Hyperglycaemia is an important complication of COVID-19 disease, associated with increased morbidity and mortality. The presence of co-existing diabetes mellitus and/or steroid therapy in such patients are recognised as exacerbators of this effect, and it has been previously described that early glycaemic control in the inpatient with COVID-19 disease impacts significantly on outcomes. Until further research demonstrates otherwise, there are limited safe treatment options for hyperglycaemia in patients with COVID-19 disease beyond that of insulin therapy. This quality improvement project investigated the monitoring and management of glycaemic control in 120 inpatients with COVID-19 disease in one hospital setting – before, during and following two changes of practice.

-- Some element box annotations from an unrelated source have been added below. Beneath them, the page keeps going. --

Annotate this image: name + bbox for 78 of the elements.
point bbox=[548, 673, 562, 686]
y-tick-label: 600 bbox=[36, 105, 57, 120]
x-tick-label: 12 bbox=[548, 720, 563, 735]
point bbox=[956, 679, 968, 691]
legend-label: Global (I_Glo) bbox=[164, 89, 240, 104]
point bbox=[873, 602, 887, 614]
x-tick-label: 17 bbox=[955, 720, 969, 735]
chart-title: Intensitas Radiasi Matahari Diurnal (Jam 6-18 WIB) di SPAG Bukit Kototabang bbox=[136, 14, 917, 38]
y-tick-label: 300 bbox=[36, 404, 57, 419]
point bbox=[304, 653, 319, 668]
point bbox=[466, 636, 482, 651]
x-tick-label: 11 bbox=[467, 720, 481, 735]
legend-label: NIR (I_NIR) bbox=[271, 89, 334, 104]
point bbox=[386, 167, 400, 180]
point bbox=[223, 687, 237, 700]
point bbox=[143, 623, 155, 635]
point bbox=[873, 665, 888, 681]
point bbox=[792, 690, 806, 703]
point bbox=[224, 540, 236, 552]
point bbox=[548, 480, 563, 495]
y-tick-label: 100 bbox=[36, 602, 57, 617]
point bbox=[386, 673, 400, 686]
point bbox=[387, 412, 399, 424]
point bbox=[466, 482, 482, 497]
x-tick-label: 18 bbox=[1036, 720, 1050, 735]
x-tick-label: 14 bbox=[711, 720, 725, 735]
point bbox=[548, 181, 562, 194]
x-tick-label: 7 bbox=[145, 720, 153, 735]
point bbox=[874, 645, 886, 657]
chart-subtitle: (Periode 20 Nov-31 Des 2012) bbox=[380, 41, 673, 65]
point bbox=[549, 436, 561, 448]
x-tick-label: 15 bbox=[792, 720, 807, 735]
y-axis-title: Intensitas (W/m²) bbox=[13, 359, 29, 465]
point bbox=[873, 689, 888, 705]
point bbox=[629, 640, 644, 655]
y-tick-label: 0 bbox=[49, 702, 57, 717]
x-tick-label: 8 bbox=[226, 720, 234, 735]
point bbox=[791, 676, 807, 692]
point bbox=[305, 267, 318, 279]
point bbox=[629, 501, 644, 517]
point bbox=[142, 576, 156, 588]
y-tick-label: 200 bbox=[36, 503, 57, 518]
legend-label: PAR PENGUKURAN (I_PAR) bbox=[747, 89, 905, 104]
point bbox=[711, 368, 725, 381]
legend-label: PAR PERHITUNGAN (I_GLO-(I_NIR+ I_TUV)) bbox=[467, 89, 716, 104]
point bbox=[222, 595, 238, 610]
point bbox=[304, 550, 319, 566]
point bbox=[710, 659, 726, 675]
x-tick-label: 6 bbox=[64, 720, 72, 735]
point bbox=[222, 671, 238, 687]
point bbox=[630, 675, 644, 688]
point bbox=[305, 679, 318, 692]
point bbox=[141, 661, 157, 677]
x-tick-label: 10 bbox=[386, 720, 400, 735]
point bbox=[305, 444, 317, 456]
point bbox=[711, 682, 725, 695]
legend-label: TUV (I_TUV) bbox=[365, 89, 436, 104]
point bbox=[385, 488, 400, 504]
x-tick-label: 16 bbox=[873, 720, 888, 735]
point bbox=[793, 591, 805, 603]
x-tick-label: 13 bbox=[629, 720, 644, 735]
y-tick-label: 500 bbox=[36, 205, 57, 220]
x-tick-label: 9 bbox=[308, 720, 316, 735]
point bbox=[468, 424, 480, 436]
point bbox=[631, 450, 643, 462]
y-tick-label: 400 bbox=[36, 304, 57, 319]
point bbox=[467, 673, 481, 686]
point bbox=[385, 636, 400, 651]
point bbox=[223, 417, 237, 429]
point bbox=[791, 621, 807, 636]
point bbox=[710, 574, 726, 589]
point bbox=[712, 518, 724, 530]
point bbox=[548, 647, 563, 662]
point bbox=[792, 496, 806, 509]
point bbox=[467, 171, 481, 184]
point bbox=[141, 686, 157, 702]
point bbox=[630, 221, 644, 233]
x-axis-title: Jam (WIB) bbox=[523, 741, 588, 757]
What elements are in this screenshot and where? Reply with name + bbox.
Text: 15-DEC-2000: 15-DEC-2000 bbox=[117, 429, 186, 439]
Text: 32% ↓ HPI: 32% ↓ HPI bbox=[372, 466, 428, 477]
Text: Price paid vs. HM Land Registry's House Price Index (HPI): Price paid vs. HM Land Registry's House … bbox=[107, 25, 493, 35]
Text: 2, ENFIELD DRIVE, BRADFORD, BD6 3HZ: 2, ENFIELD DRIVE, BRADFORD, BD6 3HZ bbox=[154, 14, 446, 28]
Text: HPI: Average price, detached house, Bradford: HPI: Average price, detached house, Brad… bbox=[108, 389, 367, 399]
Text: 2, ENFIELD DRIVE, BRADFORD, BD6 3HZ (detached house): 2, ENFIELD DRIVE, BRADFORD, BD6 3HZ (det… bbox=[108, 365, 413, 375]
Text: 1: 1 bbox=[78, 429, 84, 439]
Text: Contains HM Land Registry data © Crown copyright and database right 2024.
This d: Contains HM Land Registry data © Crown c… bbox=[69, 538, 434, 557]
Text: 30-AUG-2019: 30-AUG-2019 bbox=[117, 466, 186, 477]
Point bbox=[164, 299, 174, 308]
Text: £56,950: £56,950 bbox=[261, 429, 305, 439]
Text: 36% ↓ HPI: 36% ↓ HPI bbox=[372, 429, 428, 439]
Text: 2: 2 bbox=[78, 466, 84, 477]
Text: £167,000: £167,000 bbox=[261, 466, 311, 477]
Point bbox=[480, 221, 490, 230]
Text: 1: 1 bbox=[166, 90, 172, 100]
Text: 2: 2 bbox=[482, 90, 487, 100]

The implementation of a COVID-19 specific hyperglycaemia guideline and a subsequent acute care ‘bundle’ have contributed towards improved blood glucose monitoring and hyperglycaemia management for this patient group, although there would be much to gain from more detailed study within patient subgroups and on longer-term outcomes for future work in this area.

Conflict of interest: None.

Funding: This research did not receive any specific grant from funding agencies in the public, commercial, or not-for-profit sectors.